No!” I told her angrily. “I’m not going to give up. Even if you don’t believe in me, I believe in me.”
My father shrugged. “I’m sorry you feel that way. I mean, you think that now, and have every intention to change now, but you’re not going to. I mean… you’re just not. I know you, Leo, and I know you won't change, so why even bother trying?”
I clenched my jaw. “You’re wrong. You don’t know me, and I’m going to prove it.”
My parents laughed at that. “No, son, you’re not,” my mother told me matter of factly.
I clenched my jaw harder. That wasn't true. That was not true. I was going to change. I knew I was. I knew my human mind might try and convince me not to, and I knew this itching would as well, but I was going to change. I was in the perfect place to change. If I couldn't change here, I couldn't change anywhere. I was going to change.

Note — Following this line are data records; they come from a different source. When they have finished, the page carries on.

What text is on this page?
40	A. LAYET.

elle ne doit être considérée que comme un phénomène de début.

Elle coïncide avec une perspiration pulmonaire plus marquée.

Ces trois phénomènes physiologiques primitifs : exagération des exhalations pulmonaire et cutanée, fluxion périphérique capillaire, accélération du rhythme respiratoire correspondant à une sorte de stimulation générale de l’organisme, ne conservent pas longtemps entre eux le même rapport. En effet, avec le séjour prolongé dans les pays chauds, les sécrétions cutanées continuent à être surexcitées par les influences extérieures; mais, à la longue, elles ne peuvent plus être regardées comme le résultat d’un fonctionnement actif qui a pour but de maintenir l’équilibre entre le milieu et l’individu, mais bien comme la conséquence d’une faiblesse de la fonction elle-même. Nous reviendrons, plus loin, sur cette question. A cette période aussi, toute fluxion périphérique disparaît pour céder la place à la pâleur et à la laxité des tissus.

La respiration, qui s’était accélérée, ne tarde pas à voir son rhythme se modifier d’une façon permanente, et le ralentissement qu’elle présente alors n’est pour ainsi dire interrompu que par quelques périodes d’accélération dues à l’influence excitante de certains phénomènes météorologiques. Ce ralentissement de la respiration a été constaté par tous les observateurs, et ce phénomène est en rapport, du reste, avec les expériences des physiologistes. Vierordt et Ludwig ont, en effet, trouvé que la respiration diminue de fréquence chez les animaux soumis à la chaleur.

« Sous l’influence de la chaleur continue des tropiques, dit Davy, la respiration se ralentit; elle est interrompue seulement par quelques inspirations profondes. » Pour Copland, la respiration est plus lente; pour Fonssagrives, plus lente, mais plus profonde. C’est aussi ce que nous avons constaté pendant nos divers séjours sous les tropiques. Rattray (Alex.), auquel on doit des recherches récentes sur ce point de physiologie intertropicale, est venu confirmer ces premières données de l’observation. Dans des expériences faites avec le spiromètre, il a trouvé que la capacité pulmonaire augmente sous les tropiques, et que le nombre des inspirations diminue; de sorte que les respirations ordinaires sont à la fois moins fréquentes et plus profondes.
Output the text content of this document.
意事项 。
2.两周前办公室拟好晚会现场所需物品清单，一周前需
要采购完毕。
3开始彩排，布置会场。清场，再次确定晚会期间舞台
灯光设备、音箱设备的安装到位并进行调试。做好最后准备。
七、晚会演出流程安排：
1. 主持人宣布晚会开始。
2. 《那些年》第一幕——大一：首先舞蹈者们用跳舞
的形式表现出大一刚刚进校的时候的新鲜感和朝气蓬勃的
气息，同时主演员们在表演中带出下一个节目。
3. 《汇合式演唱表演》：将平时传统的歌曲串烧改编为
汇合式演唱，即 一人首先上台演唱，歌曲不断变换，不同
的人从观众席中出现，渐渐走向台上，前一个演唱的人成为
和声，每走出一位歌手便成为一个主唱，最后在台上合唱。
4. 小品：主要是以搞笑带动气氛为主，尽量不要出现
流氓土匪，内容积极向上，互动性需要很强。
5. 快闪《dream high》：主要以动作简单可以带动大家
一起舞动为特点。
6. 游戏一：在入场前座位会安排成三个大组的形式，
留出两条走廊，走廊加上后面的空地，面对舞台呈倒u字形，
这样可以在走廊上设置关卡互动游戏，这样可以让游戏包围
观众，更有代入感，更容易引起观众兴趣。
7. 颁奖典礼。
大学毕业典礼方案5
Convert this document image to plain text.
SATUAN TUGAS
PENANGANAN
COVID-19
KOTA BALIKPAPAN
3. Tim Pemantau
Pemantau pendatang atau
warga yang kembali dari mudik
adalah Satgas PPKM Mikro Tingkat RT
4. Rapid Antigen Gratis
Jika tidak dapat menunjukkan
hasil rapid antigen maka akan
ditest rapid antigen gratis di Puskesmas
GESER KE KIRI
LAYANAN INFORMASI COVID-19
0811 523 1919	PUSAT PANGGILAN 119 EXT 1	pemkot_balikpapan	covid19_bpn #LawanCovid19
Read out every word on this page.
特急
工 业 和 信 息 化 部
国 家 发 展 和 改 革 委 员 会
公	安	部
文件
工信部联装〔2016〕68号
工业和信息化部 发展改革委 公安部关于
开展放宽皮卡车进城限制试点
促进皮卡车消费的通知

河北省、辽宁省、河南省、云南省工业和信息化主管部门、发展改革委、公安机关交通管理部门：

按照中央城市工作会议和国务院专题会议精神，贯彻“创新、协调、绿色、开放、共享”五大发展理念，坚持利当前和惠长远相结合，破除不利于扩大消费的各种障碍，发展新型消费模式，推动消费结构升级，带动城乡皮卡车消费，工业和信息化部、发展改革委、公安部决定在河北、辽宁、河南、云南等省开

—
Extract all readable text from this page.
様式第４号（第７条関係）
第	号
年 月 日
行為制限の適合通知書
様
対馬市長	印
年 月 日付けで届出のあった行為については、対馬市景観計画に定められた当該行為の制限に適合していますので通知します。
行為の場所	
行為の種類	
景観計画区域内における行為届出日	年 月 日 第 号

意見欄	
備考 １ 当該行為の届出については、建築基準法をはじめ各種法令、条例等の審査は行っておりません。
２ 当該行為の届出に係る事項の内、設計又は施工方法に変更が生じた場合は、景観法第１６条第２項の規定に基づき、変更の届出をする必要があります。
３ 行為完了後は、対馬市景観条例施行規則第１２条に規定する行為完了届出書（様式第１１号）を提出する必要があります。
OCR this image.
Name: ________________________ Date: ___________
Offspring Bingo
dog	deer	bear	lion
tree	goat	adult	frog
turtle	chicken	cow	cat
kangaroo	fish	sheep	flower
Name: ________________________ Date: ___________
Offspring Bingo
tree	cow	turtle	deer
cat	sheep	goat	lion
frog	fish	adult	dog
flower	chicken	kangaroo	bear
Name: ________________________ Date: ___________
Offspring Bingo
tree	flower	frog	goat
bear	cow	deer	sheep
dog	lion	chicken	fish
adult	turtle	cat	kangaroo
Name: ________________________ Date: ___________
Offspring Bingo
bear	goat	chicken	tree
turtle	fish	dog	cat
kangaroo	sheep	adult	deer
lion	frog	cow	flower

"You're not going to change, son," my mother told me. "We know you, and we know it's not going to happen. Just accept it."
“Leo,” I heard a mare whisper, interrupting my dream. I opened my eyes to see Herbal Essence stroking my mane, with Thundertail behind her. I had sweat on my forehead and was shivering slightly, and my jaw hurt from clenching it for most of the day. “It's going to be okay. It was just a dream, Leo.”
“I wish you were my parents,” I mumbled before closing my eyes and drifting back off to sleep.